Ketika itu aku lupa dengan nasihat ibuku dan sejak saat itu aku mulai berhati-hati. Apalagi ketika aku memasuki dunia kerja yang menuntutku untuk berbicara kepada banyak orang. Profesi trainer yang selalu membuka peluang mulut untuk terbuka ini, membutuhkan puluhan bahkan ribuan energi agar berbicara yang selayaknya saja sesuai dengan tugas trainer itu sendiri. Tak mudah memang agar lisan ini tak sia-sia.
Di kantor pun, misal ketika rapat, pertama yang aku lakukan adalah berusaha menjadi pendengar setia, yang aktif menyimak kata demi kata. Jika memang diperlukan untuk memberi ide, aku baru angkat bicara.
Tiga puluh kata, sebenarnya bukan batas ideal yang tepat untuk melihat apakah manusia memang harus berhati-hati mengendalikan mulutnya. Buktinya, kurang dari itu juga bisa mengiris hati orang lain. Bagaimana bila banyak? Belum tentu juga. Namun, ada benang merah yang jelas di sini. Berapapun kata yang kita ucapkan hendaknya kita takar dulu nilai manfaatnya, nilai kebaikannya.Kita adakan flash back kepada diri kita sendiri seandainya itu terucap untuk kita. Lalu, bayangkan rasanya.
Diam. Sungguh dahsyat kata ini. Mengapa manusia diberi satu mulut, lebih sedikit dibanding dengan dua telinga? Ada maksudnya. Manusia hendaklah menjadi satpam atas mulutnya.  

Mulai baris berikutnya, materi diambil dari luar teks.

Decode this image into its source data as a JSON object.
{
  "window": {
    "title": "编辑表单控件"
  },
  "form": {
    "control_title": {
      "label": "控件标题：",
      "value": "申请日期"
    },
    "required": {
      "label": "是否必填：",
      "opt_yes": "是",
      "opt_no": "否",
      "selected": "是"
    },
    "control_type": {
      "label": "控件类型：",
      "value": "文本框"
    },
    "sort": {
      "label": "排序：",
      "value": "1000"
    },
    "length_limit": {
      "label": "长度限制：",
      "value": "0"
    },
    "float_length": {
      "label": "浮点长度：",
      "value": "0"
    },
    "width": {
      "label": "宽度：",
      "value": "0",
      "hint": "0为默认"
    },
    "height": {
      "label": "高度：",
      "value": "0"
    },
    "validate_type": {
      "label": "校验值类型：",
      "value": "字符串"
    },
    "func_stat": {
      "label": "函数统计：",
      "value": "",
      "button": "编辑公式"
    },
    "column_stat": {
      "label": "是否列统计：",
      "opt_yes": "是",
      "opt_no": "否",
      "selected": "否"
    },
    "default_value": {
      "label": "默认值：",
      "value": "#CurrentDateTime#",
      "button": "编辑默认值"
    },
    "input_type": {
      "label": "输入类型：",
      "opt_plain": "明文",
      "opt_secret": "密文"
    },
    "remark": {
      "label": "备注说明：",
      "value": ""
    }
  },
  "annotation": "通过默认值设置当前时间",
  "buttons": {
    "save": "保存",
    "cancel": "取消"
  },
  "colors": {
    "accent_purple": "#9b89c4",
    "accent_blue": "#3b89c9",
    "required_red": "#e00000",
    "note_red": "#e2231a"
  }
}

Nasihat ibuku sungguh takkan pernah kulupa. Tak ada ruginya ketika manusia berusaha mengunci mulutnya agar tak sembarangan menganga. Menjadi pendiam memang terkadang terlihat aneh, apalagi jika kita berada di kumpulan banyak orang. Namun, justru dengan diam tak ada pertengkaran. Tak pula menurun harkat dan martabat manusia.
Diam adalah ibadah tanpa harus lelah melakukannya. Jika ingin menghiasi diri hiasilah dengan diam. Dengan diam, pintu keburukan bisa ditutup dan hasilnya malaikat pencatat amal keburukan bisa banyak menganggur.
Sssst, diamlah! Bukan berarti manusia tak boleh bicara, namun bicara dalam porsi sewajarnya saja. Membuka mulut dalam kendali kata-kata agar hati merasa nyaman karenanya.
Sssst, diamlah! Ibuku, petuahmu begitu berharga.